Ni Venise ni les environs n’offrent un monument pareil. Il n’y avait, en effet, qu’un seul Palladium politique et religieux de Venise, il n’y avait qu’un seul corps de l’Évangéliste.

Parmi les églises des îles environnantes, nous avons déjà mentionné plus haut (p. 14 A ; 17 B) celles de Torcello. Dans la cathédrale (S. Donato) [a] de Murano, église à colonnes et à voûtes du XIIe siècle avec transept sur piliers, la décoration intérieure a visé le plus possible à imiter le luxe et l’éclat de Saint-Marc ; les colonnes sont en marbre grec, ainsi que les mosaïques des pavés. Mais à l’extérieur l’abside montre comment ce style cherchait à suppléer par des briques au revêtement de marbre.

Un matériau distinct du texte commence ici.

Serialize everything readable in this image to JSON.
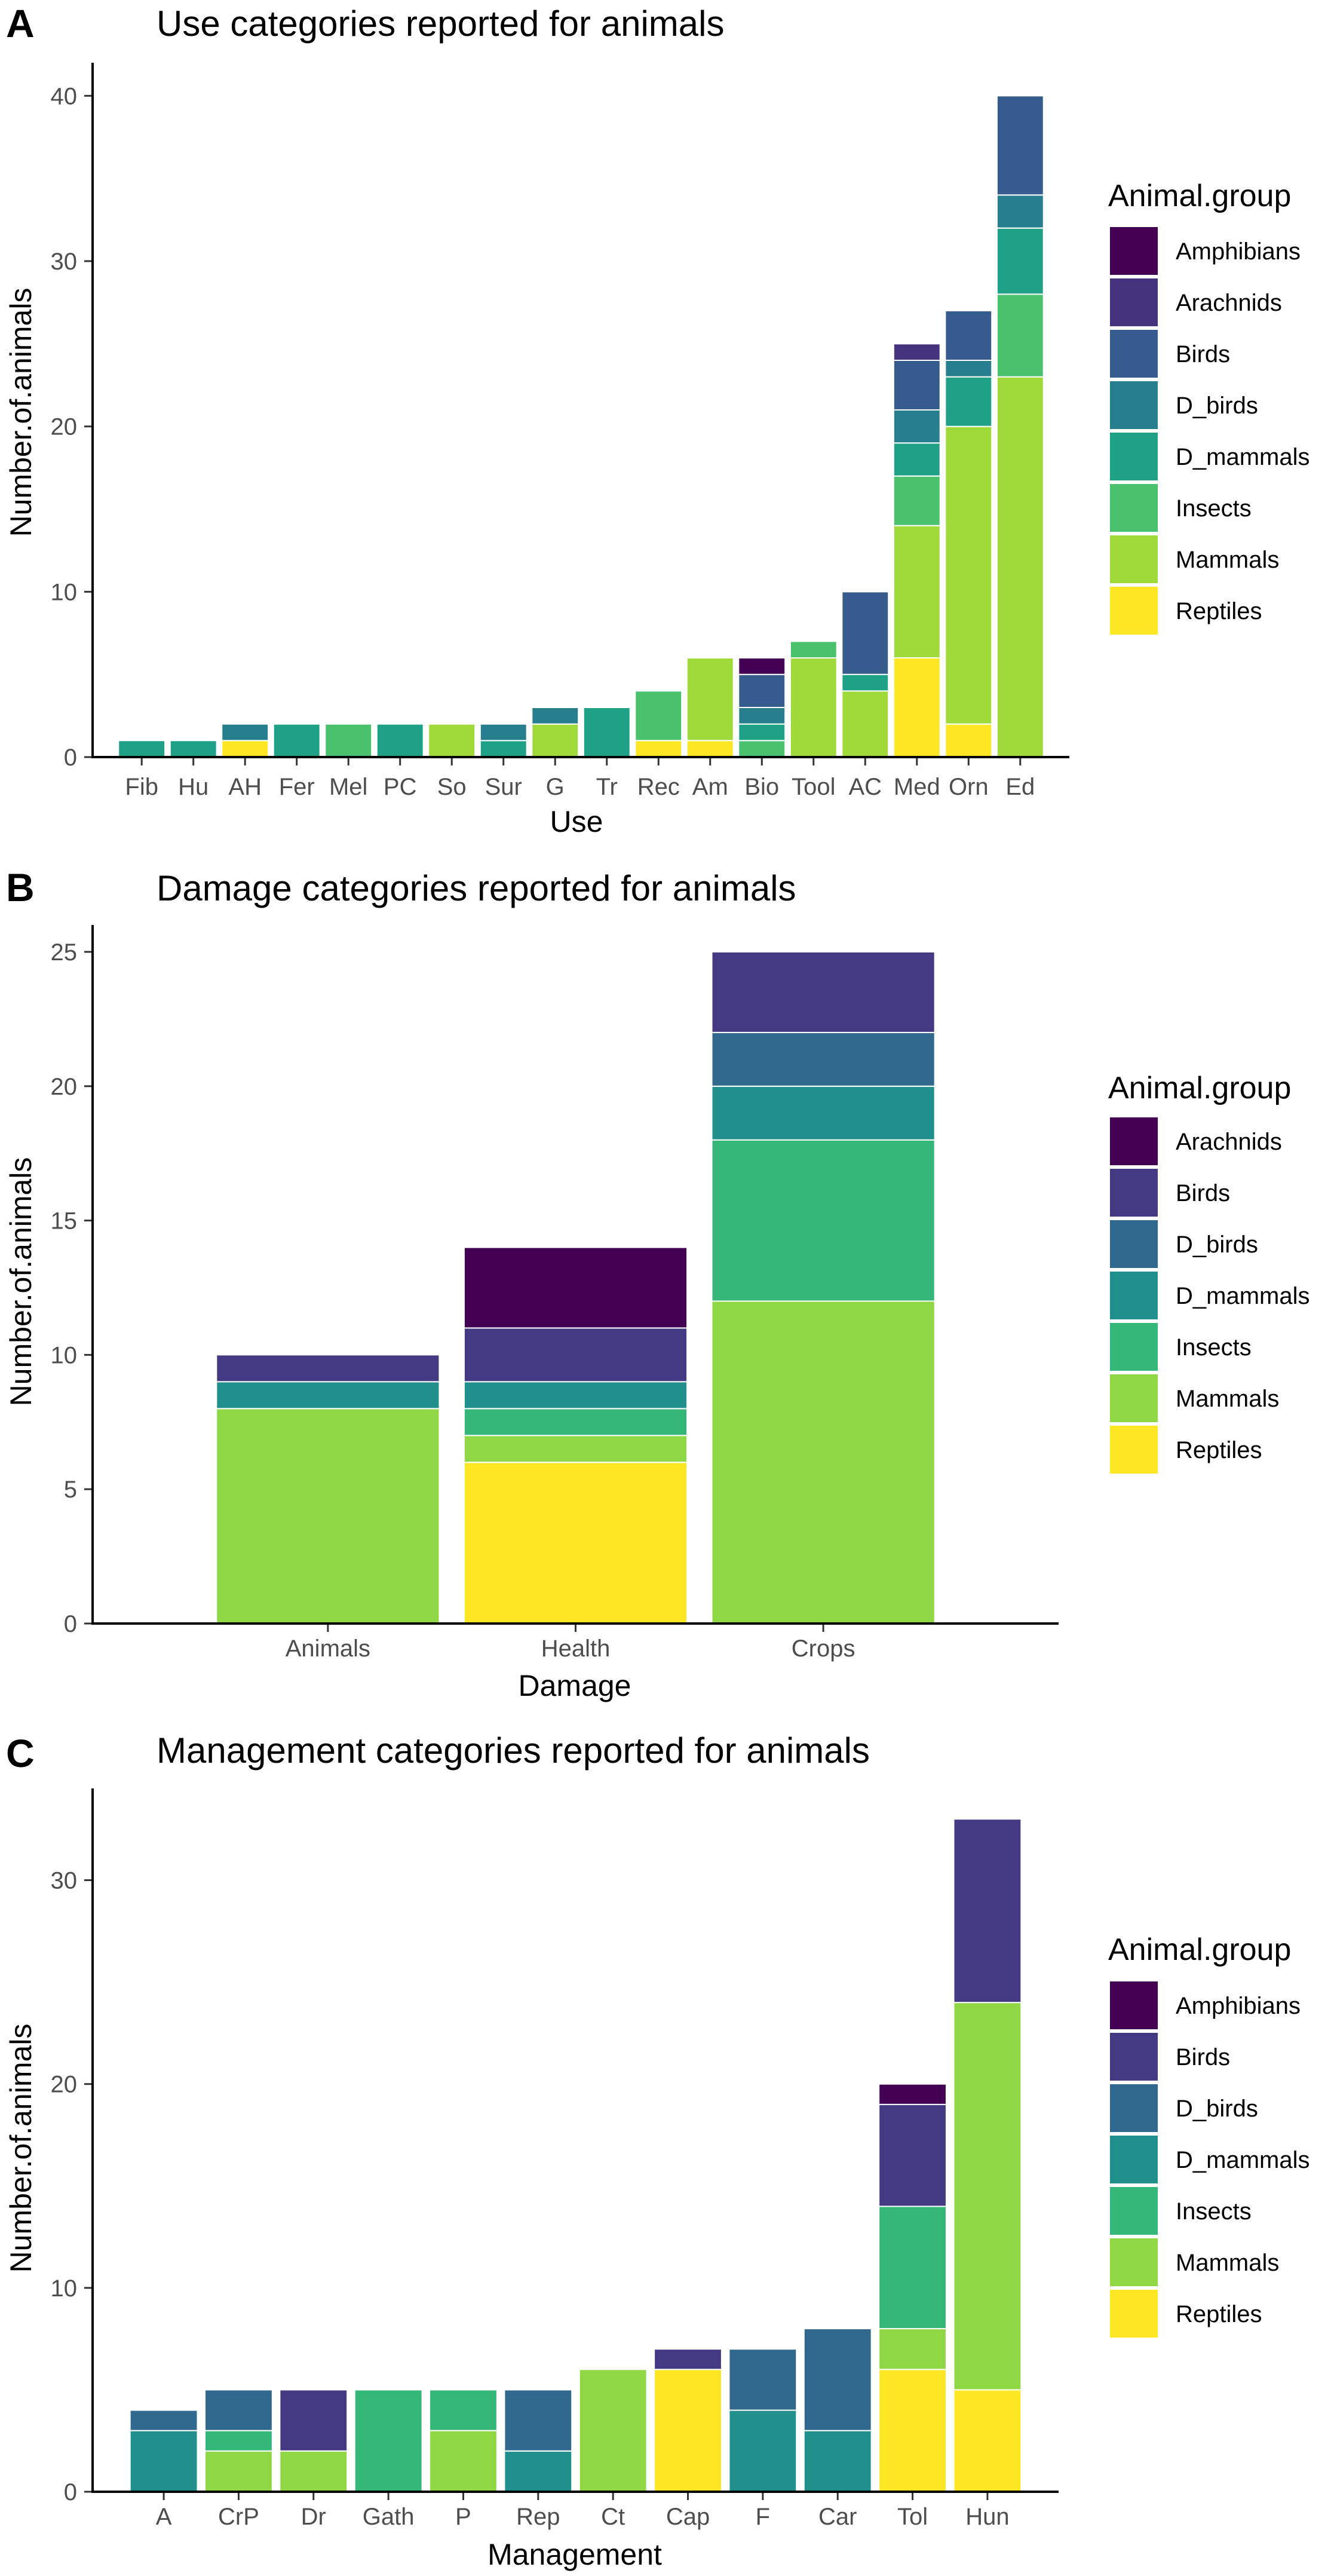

Parmi les édifices civils de ce style, le plus important est un vieux palais (XIe siècle ?) appelé Fondaco de’ Turchi [b], maintenant Museo

  1. Les couleurs sombres et saturées de la plupart des pierres seraient sans reflet si leurs surfaces n’avaient pas un poli de glace tout particulier.
  2. Tout récemment la grande crypte [c] sous le chœur de l’église Saint-Marc est redevenue accessible ; elle suit le plan de l’édifice et renferme une curieuse construction avec des grilles de marbre des premiers temps chrétiens.